Um so enttäuschender, dass statt der erwarteten Kopie nur sieben
Filmrollen mit Trailern anderer Filme enthalten waren. Wann der
Archivierungsfehler gemacht wurde, ließ sich seitens der Kinemathek nicht
mehr feststellen, und es war dort auch kein
weiteres Material mehr auffindbar. Das war im November 2019.
Nach nochmaliger Recherche entdeckten wir doch noch eine
35mm-Kopie im Archiv der Murnau-Stiftung, die uns bei der ersten
Suche anscheinend entgangen war. Diese war allerdings in keinem
besonders guten Zustand. Die Murnau-Stiftung schrieb:
"... wir mussten die Prüfung von HÖLLE VON MANITOBA leider abbrechen.
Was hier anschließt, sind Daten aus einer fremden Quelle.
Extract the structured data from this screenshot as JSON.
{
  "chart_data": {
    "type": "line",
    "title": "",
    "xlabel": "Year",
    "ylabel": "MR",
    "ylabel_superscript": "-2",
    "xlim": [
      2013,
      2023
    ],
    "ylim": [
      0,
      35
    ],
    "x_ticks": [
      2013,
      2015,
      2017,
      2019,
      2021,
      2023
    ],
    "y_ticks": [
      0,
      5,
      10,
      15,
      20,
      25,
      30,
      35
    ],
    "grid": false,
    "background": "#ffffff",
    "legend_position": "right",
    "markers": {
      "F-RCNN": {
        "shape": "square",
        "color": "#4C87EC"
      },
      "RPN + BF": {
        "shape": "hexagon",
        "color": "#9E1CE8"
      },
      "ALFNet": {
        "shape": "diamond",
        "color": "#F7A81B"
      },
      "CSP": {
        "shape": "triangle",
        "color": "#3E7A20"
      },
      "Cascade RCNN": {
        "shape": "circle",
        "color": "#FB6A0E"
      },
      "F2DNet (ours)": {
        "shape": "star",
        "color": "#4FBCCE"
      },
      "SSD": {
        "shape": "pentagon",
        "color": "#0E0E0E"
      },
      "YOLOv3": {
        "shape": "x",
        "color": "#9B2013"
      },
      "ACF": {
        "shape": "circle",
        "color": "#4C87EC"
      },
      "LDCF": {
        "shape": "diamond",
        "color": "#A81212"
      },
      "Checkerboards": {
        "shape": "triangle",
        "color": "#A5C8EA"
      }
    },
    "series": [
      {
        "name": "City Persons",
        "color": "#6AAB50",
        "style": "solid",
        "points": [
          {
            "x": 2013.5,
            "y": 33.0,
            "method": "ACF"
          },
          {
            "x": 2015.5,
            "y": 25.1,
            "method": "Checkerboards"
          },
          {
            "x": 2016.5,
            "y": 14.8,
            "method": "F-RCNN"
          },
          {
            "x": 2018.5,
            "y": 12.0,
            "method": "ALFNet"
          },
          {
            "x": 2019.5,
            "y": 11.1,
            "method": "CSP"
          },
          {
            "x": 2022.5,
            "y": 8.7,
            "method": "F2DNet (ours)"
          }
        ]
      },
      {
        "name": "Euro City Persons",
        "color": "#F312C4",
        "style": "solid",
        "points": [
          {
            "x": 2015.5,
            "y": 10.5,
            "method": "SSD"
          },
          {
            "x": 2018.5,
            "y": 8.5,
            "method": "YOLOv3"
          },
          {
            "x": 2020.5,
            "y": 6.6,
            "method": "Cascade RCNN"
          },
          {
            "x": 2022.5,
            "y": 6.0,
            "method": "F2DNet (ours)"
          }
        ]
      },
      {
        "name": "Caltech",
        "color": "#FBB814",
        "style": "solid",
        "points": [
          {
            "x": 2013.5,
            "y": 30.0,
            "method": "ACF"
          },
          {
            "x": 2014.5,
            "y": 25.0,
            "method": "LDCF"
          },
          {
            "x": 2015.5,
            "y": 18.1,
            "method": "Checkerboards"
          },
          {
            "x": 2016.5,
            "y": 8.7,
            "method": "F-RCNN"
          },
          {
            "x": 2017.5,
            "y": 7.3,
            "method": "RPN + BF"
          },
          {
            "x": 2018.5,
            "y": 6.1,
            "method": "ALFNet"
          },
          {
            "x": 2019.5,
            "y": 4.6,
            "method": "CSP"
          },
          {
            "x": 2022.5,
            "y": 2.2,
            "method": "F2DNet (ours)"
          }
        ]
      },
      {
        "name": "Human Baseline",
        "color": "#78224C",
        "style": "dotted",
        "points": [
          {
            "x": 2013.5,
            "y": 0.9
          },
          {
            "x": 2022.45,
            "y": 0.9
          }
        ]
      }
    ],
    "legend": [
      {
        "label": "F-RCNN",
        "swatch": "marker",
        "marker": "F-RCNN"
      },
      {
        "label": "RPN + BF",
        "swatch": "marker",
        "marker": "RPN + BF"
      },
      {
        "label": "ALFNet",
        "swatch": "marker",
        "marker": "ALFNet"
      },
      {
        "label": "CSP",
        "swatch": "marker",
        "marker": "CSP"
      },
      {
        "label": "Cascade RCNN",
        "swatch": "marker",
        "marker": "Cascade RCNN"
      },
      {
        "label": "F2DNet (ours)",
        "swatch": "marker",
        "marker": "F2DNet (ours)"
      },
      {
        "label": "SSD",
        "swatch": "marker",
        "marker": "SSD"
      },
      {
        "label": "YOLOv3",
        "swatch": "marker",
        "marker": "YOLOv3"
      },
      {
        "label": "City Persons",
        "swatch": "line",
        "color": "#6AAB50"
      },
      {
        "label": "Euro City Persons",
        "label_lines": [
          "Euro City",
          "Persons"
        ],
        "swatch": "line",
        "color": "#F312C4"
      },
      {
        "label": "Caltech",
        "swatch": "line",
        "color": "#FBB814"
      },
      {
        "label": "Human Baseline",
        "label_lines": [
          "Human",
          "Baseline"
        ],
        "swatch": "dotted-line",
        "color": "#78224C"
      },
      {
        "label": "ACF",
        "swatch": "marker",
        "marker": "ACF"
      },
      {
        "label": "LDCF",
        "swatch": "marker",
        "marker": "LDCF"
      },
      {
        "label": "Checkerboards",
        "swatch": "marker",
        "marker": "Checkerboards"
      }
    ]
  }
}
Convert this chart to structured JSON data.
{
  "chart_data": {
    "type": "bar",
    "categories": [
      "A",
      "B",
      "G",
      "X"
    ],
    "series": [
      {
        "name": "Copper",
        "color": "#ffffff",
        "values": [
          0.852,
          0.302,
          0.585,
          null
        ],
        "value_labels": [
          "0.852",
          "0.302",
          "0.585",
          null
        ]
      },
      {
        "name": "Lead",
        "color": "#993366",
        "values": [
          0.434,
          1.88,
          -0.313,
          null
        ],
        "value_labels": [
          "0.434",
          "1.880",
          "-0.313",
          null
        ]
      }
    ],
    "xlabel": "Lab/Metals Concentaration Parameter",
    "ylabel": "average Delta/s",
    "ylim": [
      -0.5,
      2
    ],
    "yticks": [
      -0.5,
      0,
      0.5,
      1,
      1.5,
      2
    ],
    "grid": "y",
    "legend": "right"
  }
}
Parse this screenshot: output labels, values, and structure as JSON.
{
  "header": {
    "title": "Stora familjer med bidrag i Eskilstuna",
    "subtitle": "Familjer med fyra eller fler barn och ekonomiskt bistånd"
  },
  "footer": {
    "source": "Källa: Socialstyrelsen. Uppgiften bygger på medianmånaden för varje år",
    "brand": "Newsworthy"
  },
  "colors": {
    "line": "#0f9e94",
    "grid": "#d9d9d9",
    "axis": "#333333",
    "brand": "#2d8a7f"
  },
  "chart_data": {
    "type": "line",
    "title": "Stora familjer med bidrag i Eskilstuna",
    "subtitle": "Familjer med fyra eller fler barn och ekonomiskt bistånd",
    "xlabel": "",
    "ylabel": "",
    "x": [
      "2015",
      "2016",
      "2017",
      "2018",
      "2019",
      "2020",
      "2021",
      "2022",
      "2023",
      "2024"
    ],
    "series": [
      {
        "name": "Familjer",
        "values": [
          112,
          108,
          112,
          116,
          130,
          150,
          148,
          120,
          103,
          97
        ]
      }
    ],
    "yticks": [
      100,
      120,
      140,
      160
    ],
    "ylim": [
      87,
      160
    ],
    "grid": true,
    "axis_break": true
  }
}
Der Film hat bereits einen PH-Wert von 4,8 bis 5,0 und somit beginnende
Vinegar-Zersetzung. Aus Arbeitsschutzgründen können wir hier keine
Vinegarkopien befunden."
Das ließ nichts Gutes ahnen. Wir ließen dennoch einige kurze Szenen abtasten,
die ich nach einiger Zeit als Download zur Begutachtung erhielt.
Das sah doch gar nicht so schlecht aus, und so entschloss ich mich, die
Restaurierung zu wagen. Der bestehende Lizenzvertrag wurde erweitert;
nun gab es kein Zurück mehr.
Als ich nach erfolgter Gesamtabtastung den gesamten Scan prüfen konnte, traute ich meinen
Augen nicht: Nicht nur, dass weite Teile der 5 Akte in einem sehr schlechten
bis misrablem Zustand waren, es gab auch eine Unzahl Fehlstellen. Am
schlimmsten war, dass die ersten zwei Minuten komplett fehlten.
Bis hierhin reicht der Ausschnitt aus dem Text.